Disagreement over workers’ turnout
The strike turnout has not, as on other occasions, given rise to a war of figures between the government and trade unions. Compared to the discrepancies that usually arise in these types of estimates, the government had this time confined itself, via the Ministry of Labour, to declare that the strike had had ‘moderate and unequal’ support in different sectors and regions and to provide data only on the participation of public servants (7%) and public enterprise workers (23%). However, the Spanish Confederation of Employers’ Organisations (CEOE) and the Spanish Confederation of Small and Medium Enterprises (CEPYME) issued a statement claiming that ‘where there was freedom, there was no strike’, alluding to the pickets that, in some enterprises, prevented employees from working. Employer organisations provided their own data on the strike turnout in the financial sector (3%), business (5%) and construction (10%). The trade unions calculated the turnout at 70%. Nonetheless, they acknowledged a lesser response in regions such as Ceuta, Melilla and the Basque region, which held its own general strike on 29 June, called by the nationalist trade unions – the Basque Workers’ Solidarity (ELA) and Nationalist Workers’ Committees (LAB).
One commonly employed indicator, that of energy consumption, showed a decrease of 16%, somewhat below the 22% decrease reached during the general strike held in 2002 against the Aznar government. Furthermore, most observers agree that the strike was successful in large industries.
The turnout was particularly high in demonstrations organised in Madrid, Seville, Barcelona and Valencia.

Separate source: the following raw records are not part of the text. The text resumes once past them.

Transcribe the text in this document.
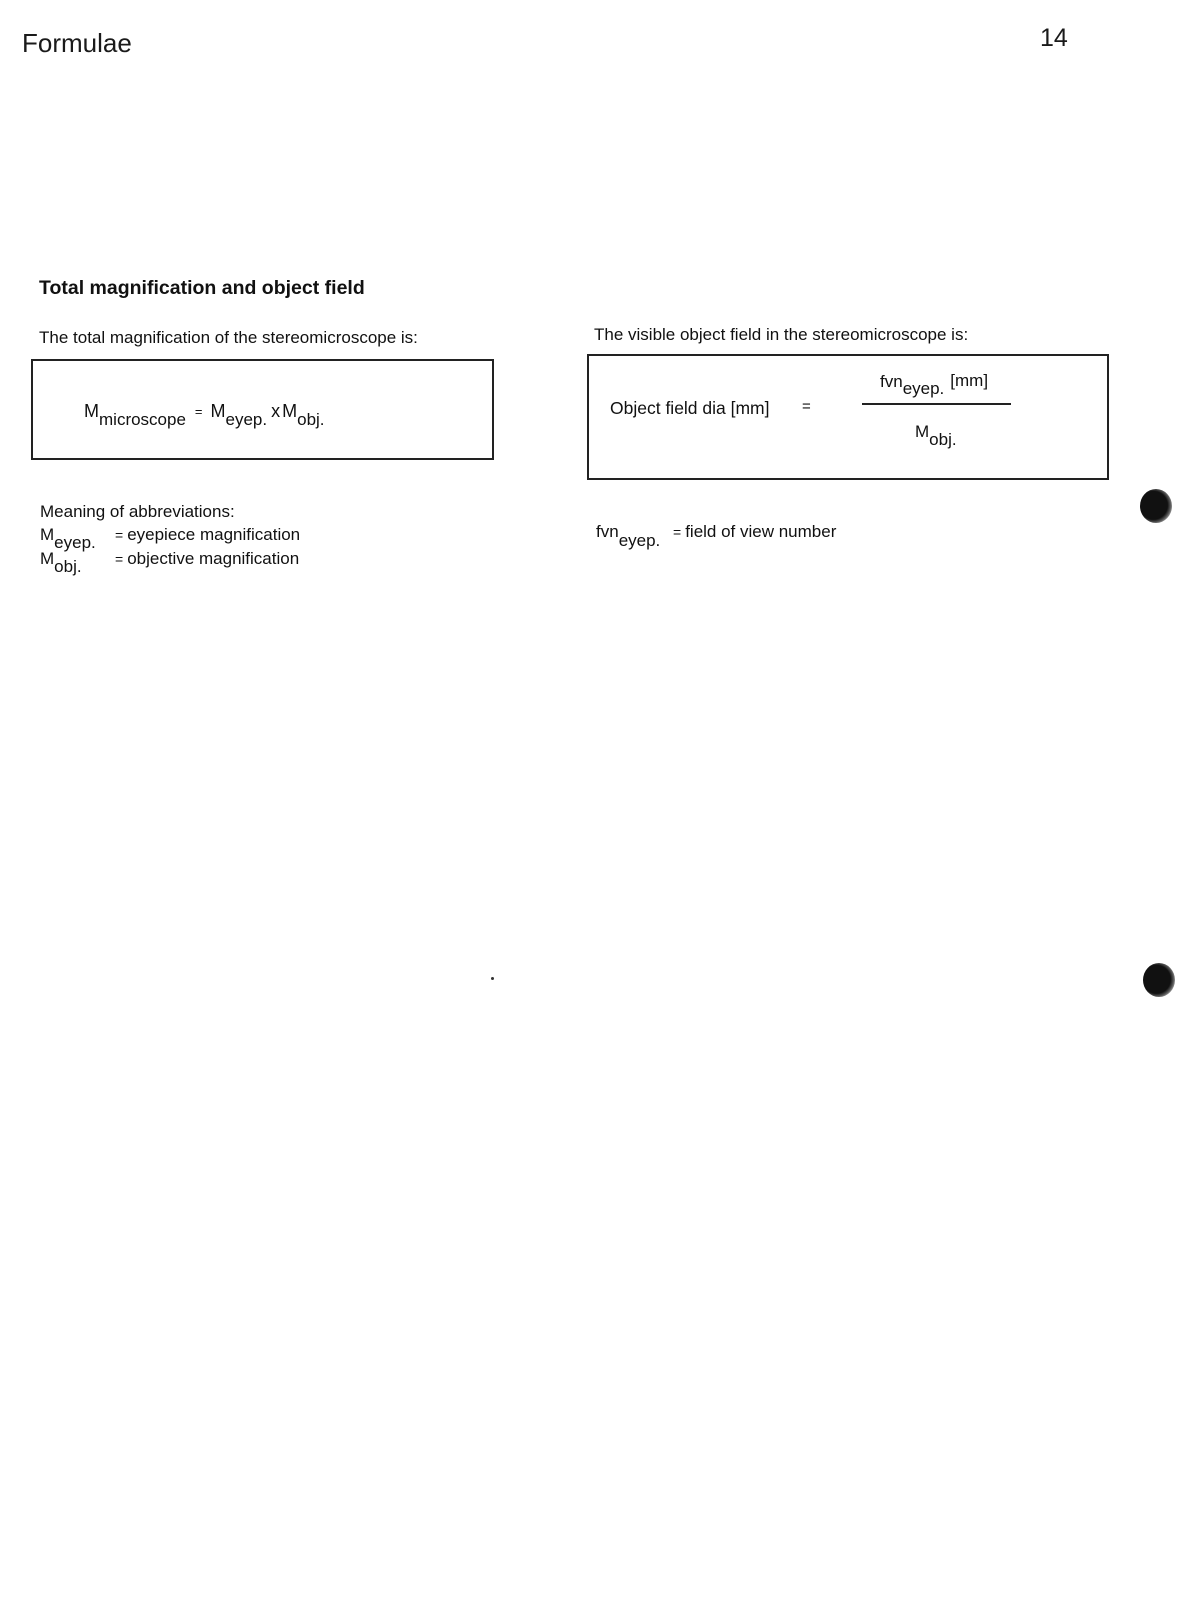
Formulae	14
Total magnification and object field
The total magnification of the stereomicroscope is:
Mmicroscope = Meyep. x Mobj.
Meaning of abbreviations:
Meyep. = eyepiece magnification
Mobj. = objective magnification
The visible object field in the stereomicroscope is:
Object field dia [mm] =
fvneyep. [mm]
Mobj.
fvneyep. = field of view number
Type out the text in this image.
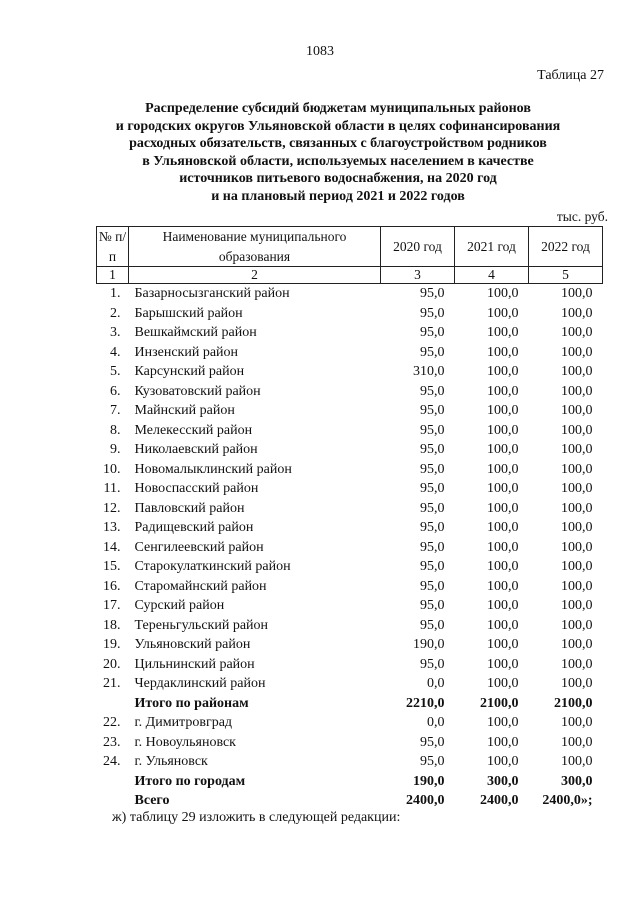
1083
Таблица 27
Распределение субсидий бюджетам муниципальных районов
и городских округов Ульяновской области в целях софинансирования
расходных обязательств, связанных с благоустройством родников
в Ульяновской области, используемых населением в качестве
источников питьевого водоснабжения, на 2020 год
и на плановый период 2021 и 2022 годов
тыс. руб.
№ п/п	Наименование муниципального образования	2020 год	2021 год	2022 год
1	2	3	4	5
1.	Базарносызганский район	95,0	100,0	100,0
2.	Барышский район	95,0	100,0	100,0
3.	Вешкаймский район	95,0	100,0	100,0
4.	Инзенский район	95,0	100,0	100,0
5.	Карсунский район	310,0	100,0	100,0
6.	Кузоватовский район	95,0	100,0	100,0
7.	Майнский район	95,0	100,0	100,0
8.	Мелекесский район	95,0	100,0	100,0
9.	Николаевский район	95,0	100,0	100,0
10.	Новомалыклинский район	95,0	100,0	100,0
11.	Новоспасский район	95,0	100,0	100,0
12.	Павловский район	95,0	100,0	100,0
13.	Радищевский район	95,0	100,0	100,0
14.	Сенгилеевский район	95,0	100,0	100,0
15.	Старокулаткинский район	95,0	100,0	100,0
16.	Старомайнский район	95,0	100,0	100,0
17.	Сурский район	95,0	100,0	100,0
18.	Тереньгульский район	95,0	100,0	100,0
19.	Ульяновский район	190,0	100,0	100,0
20.	Цильнинский район	95,0	100,0	100,0
21.	Чердаклинский район	0,0	100,0	100,0
	Итого по районам	2210,0	2100,0	2100,0
22.	г. Димитровград	0,0	100,0	100,0
23.	г. Новоульяновск	95,0	100,0	100,0
24.	г. Ульяновск	95,0	100,0	100,0
	Итого по городам	190,0	300,0	300,0
	Всего	2400,0	2400,0	2400,0»;
ж) таблицу 29 изложить в следующей редакции:
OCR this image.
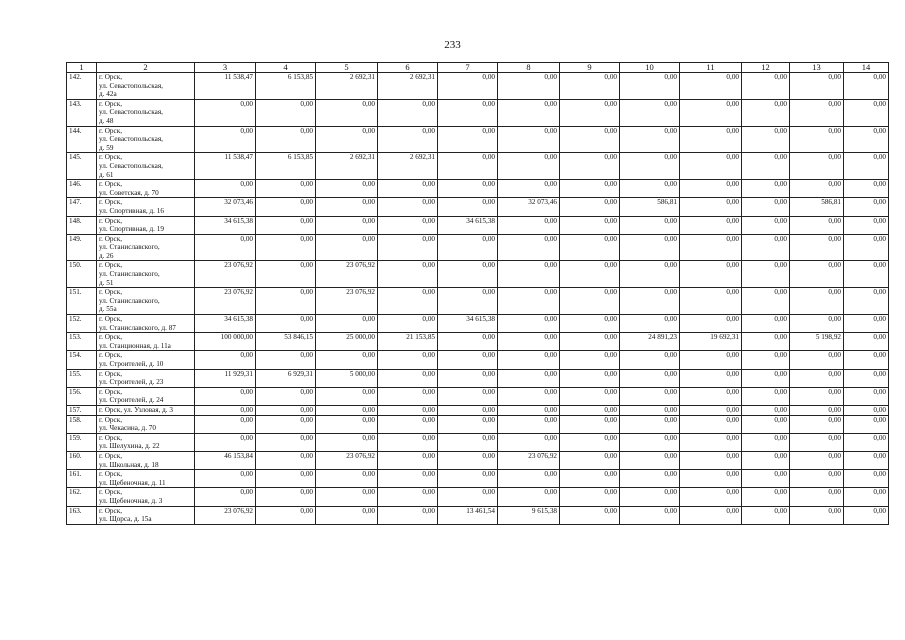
233
1	2	3	4	5	6	7	8	9	10	11	12	13	14
142.	г. Орск,
ул. Севастопольская,
д. 42а	11 538,47	6 153,85	2 692,31	2 692,31	0,00	0,00	0,00	0,00	0,00	0,00	0,00	0,00
143.	г. Орск,
ул. Севастопольская,
д. 48	0,00	0,00	0,00	0,00	0,00	0,00	0,00	0,00	0,00	0,00	0,00	0,00
144.	г. Орск,
ул. Севастопольская,
д. 59	0,00	0,00	0,00	0,00	0,00	0,00	0,00	0,00	0,00	0,00	0,00	0,00
145.	г. Орск,
ул. Севастопольская,
д. 61	11 538,47	6 153,85	2 692,31	2 692,31	0,00	0,00	0,00	0,00	0,00	0,00	0,00	0,00
146.	г. Орск,
ул. Советская, д. 70	0,00	0,00	0,00	0,00	0,00	0,00	0,00	0,00	0,00	0,00	0,00	0,00
147.	г. Орск,
ул. Спортивная, д. 16	32 073,46	0,00	0,00	0,00	0,00	32 073,46	0,00	586,81	0,00	0,00	586,81	0,00
148.	г. Орск,
ул. Спортивная, д. 19	34 615,38	0,00	0,00	0,00	34 615,38	0,00	0,00	0,00	0,00	0,00	0,00	0,00
149.	г. Орск,
ул. Станиславского,
д. 26	0,00	0,00	0,00	0,00	0,00	0,00	0,00	0,00	0,00	0,00	0,00	0,00
150.	г. Орск,
ул. Станиславского,
д. 51	23 076,92	0,00	23 076,92	0,00	0,00	0,00	0,00	0,00	0,00	0,00	0,00	0,00
151.	г. Орск,
ул. Станиславского,
д. 55а	23 076,92	0,00	23 076,92	0,00	0,00	0,00	0,00	0,00	0,00	0,00	0,00	0,00
152.	г. Орск,
ул. Станиславского, д. 87	34 615,38	0,00	0,00	0,00	34 615,38	0,00	0,00	0,00	0,00	0,00	0,00	0,00
153.	г. Орск,
ул. Станционная, д. 11а	100 000,00	53 846,15	25 000,00	21 153,85	0,00	0,00	0,00	24 891,23	19 692,31	0,00	5 198,92	0,00
154.	г. Орск,
ул. Строителей, д. 10	0,00	0,00	0,00	0,00	0,00	0,00	0,00	0,00	0,00	0,00	0,00	0,00
155.	г. Орск,
ул. Строителей, д. 23	11 929,31	6 929,31	5 000,00	0,00	0,00	0,00	0,00	0,00	0,00	0,00	0,00	0,00
156.	г. Орск,
ул. Строителей, д. 24	0,00	0,00	0,00	0,00	0,00	0,00	0,00	0,00	0,00	0,00	0,00	0,00
157.	г. Орск, ул. Узловая, д. 3	0,00	0,00	0,00	0,00	0,00	0,00	0,00	0,00	0,00	0,00	0,00	0,00
158.	г. Орск,
ул. Чекасина, д. 70	0,00	0,00	0,00	0,00	0,00	0,00	0,00	0,00	0,00	0,00	0,00	0,00
159.	г. Орск,
ул. Шелухина, д. 22	0,00	0,00	0,00	0,00	0,00	0,00	0,00	0,00	0,00	0,00	0,00	0,00
160.	г. Орск,
ул. Школьная, д. 18	46 153,84	0,00	23 076,92	0,00	0,00	23 076,92	0,00	0,00	0,00	0,00	0,00	0,00
161.	г. Орск,
ул. Щебеночная, д. 11	0,00	0,00	0,00	0,00	0,00	0,00	0,00	0,00	0,00	0,00	0,00	0,00
162.	г. Орск,
ул. Щебеночная, д. 3	0,00	0,00	0,00	0,00	0,00	0,00	0,00	0,00	0,00	0,00	0,00	0,00
163.	г. Орск,
ул. Щорса, д. 15а	23 076,92	0,00	0,00	0,00	13 461,54	9 615,38	0,00	0,00	0,00	0,00	0,00	0,00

Unequal support for this strike from different sectors has once again made it clear that industrial workers still respond more readily to the calls for mobilisation made by class-based trade unions. It is difficult to estimate the impact in the services sector, given the lack of official data and the diverse activities it includes. It can be said that the strike has been moderately successful and that this, despite not having any bearing on the labour market reform, may assist a greater rapprochement between the government and trade unions in future reforms. These issues include pensions, activation policies, as well as the provisions on the individual capitalisation fund, which have not been specified by the general reform act.